You’ve just been given notice that you have three years to live. How will you live out the remaining years of your life? Will you liquidate your bank account and travel the world? Will you quit your job and hang out with family and friends? Will you just party like there is no tomorrow? Just what will you do?

None of us are given the exact time we will die. And that is a good thing. But, even if we do not know the exact moment in which we will die, the question still seems to me to be one of great value – how will you and I live out the remaining years of our life, whether that be three days, three years, three decades? There are so many resources available to us that offer ways to “finish well.”

That phrase finishing well means different things to different people – those who die with the most toys win, ride off into the sunset, long and undemanding retirement years; healthy and pain-free golden years, just to name a few. I once heard someone say, “the only thing golden about the golden years is the color of my urine.”

While there are many good and decent ways to end well, one that is very important to me is to follow Christ up until the last breath I take, finishing what assignments He has for me, and hearing those words, well done, my good and faithful servant.

The apostle Paul, as he neared his death, addressed one final letter to his protégé. In these final words, Paul gives Timothy two key elements for him (Timothy) to finish well – keep preaching (2 Timothy 4:1-4) and finish what you started (v.5), fulfill your calling.

Paul then goes on to express a triumphant confidence about his own life – “I say this because I won’t be around to help you very much longer. My time has almost run out. Very soon now I will be on my way to heaven. I have fought long and hard for my Lord, and through it all I have kept true to him. And now the time has come for me to stop fighting and rest. In heaven a crown is waiting for me, which the Lord, the righteous Judge, will give me on that great day of his return. And not just to me but to all those whose lives show that they are eagerly looking forward to his coming back again” (vv.6-8, TLB).

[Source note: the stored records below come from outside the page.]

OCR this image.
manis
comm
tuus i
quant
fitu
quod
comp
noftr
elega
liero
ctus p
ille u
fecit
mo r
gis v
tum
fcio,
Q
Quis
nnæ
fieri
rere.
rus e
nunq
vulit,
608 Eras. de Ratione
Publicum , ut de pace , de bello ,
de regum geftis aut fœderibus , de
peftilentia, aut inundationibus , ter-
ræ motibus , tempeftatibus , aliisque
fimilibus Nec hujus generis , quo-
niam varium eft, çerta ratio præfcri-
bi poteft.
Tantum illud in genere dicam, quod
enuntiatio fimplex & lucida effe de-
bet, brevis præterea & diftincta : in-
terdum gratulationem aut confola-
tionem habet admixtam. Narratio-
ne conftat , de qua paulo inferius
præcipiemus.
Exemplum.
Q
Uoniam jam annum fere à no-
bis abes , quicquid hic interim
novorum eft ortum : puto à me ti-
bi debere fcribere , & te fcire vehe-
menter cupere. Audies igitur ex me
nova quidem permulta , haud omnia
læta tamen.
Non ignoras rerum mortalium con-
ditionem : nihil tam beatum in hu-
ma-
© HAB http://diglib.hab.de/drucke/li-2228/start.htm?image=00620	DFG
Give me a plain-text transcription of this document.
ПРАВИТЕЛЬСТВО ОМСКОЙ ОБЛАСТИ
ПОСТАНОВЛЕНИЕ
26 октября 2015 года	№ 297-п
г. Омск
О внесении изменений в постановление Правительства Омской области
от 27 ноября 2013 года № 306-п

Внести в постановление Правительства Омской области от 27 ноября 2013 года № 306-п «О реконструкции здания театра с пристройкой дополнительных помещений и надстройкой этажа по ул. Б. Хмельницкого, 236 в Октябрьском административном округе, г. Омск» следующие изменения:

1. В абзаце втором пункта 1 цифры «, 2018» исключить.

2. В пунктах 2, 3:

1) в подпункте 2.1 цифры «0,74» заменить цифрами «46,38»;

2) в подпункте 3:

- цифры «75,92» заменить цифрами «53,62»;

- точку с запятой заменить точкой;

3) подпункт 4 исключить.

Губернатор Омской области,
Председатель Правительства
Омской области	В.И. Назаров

What then are key elements of finishing well? Let me share I few that I believe are important: continuing intimacy with Jesus; sustaining faithfulness to the spiritual disciplines; having a teachable, humble, and obedient heart; never-ending investment in the lives of others.

I turn sixty-five in a few days, and while I hope to have many years left, let’s be honest, the clock is ticking. I see nothing wrong with slowing down and enjoying the fruits of my life’s labor. My wife and I still have dreams to dream, places to see, things to do. But, over and above all thing things I still have in front of me, much of which I look forward to, let me end with this verse, once again from the apostle Paul, as he bid farewell to the Ephesian elders – “However, I consider my life worth nothing to me; my only aim is to finish the race and complete the task the Lord Jesus has given me—the task of testifying to the good news of God’s grace” (Acts 20:24).

So, today, I ask you – how do you plan to finish your life well?